The heat in eastern Antarctica was an “extraordinary event”, Arblaster said. “These are temperature anomalies of between 15 to 40C.”

Gupta said: “It looks like large parts of eastern Antarctica reached over 20C warmer than normal. Warming started on the 15th [March] and still persists.”

Prof Matt King, who leads the Australian Centre for Excellence in Antarctic Science, said a lack of longterm temperature records made the heatwave difficult to contextualise historically.

“The first of the precise temperature records start in the late 1950s, so it’s really hard to work out what’s remarkable and what’s not,” King said. But, he warned, the impact of the climate crisis meant events like these would be a “view to the future. Sometime down the track, depending on what we do with our carbon emissions, we might see these types of temperatures much more regularly.”
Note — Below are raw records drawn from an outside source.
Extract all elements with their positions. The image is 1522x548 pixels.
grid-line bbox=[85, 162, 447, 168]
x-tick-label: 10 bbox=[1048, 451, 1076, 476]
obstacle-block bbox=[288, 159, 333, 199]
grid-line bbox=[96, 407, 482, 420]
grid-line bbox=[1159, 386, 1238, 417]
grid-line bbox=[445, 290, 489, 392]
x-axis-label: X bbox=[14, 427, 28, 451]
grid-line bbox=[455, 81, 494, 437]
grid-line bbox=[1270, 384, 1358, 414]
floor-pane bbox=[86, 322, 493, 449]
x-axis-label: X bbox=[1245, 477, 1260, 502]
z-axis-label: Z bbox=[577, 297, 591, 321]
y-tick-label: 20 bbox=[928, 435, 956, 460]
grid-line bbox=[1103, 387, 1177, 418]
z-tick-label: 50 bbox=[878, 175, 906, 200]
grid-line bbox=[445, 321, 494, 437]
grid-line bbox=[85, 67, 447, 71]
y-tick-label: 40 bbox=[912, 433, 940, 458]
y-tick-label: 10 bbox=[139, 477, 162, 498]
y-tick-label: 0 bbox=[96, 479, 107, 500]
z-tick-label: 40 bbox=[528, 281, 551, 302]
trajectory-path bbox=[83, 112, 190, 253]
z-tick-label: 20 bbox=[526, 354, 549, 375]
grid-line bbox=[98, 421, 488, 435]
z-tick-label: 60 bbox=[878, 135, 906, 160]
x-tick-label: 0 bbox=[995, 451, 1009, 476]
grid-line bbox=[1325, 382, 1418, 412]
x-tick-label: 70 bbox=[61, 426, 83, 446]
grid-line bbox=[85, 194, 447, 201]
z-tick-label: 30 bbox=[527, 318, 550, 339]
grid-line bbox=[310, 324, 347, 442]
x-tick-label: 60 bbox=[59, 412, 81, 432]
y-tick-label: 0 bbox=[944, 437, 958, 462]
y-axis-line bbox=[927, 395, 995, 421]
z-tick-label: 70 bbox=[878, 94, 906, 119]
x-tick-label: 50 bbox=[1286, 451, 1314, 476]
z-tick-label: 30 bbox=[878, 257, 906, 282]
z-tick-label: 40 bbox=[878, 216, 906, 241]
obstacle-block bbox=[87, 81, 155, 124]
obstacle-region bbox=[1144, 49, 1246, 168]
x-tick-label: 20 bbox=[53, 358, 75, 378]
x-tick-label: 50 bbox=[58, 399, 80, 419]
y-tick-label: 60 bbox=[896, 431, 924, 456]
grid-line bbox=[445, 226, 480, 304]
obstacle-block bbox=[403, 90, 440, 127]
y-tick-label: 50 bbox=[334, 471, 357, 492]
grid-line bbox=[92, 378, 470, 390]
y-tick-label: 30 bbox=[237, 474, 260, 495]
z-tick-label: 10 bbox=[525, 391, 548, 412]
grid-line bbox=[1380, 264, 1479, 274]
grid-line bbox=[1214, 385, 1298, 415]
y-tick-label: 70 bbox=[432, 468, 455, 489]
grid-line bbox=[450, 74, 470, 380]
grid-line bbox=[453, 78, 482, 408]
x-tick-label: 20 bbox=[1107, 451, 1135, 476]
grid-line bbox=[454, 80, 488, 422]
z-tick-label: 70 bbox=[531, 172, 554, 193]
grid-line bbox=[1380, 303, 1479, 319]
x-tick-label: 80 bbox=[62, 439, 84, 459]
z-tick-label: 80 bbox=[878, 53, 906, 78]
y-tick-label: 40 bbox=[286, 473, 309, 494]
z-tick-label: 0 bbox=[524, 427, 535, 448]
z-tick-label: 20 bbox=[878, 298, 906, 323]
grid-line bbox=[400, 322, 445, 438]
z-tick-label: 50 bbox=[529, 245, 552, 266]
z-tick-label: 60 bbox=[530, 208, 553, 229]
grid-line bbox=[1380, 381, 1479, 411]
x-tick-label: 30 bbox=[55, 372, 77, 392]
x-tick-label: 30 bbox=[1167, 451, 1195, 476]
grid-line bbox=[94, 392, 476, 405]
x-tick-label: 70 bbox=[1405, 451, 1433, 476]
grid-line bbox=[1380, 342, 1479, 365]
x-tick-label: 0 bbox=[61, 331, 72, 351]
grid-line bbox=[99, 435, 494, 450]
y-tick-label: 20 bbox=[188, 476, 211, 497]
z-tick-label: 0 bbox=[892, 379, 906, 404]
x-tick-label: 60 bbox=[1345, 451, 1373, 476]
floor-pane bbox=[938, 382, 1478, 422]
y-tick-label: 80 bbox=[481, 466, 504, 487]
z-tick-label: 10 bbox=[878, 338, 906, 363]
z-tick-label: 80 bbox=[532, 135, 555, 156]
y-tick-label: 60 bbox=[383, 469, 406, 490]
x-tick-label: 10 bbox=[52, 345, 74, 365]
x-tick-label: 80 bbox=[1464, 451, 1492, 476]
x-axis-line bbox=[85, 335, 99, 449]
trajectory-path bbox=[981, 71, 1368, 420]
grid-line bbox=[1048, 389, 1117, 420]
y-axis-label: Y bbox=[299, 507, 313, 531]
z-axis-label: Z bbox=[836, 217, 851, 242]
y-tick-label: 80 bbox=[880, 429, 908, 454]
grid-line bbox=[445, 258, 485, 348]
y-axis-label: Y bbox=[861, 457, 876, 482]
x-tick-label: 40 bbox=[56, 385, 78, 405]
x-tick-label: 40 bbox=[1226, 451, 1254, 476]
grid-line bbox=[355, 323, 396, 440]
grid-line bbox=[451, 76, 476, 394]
In the Arctic, temperatures have increased by nearly 1C in the past decade, with Northern Siberia and the Canadian Arctic warming three times faster than the rest of the world. A record temperature of 38C was recorded in the Russian Arctic during an Arctic heatwave in the 2020 northern hemisphere summer.

What are the consequences?

“This weather event is an example of atmospheric warming above the ice shelves,” said Prof Andrew Mackintosh, head of the school of earth, atmosphere and environment at Monash University.

In Antarctica, the heat “would have to persist for a fairly long period of time to make a substantial difference”, he said. The main concern is a weakening of ice shelves, extensions of ice sheets that float over the ocean. They play an important role in restraining inland ice.

“Once we lose ice shelves, grounded ice that sits inland would flow out faster … go to the ocean and cause sea level rise,” Mackintosh said.

King agreed, saying there had been indicators in recent days of potential surface melt and snow softening along the eastern Antarctic coastline. “In some ways, the future of Antarctica will look like the future of the Arctic, where we’ve had many degrees of warming there over the last 50 years or so,” he said.

There has been a sharp drop in Arctic sea ice this month at Svalbard, which has experienced anomalously high temperatures.

Last year, researchers found that sea ice across much of the Arctic was thinning twice as quickly as previously thought. The last fully intact ice shelf in the Canadian Arctic collapsed in 2020 as a result of rising temperatures.

The melting of ice results in a vicious cycle: a greater area of dark water is exposed, learning to increased absorption of the sun’s energy, which then causes more warming.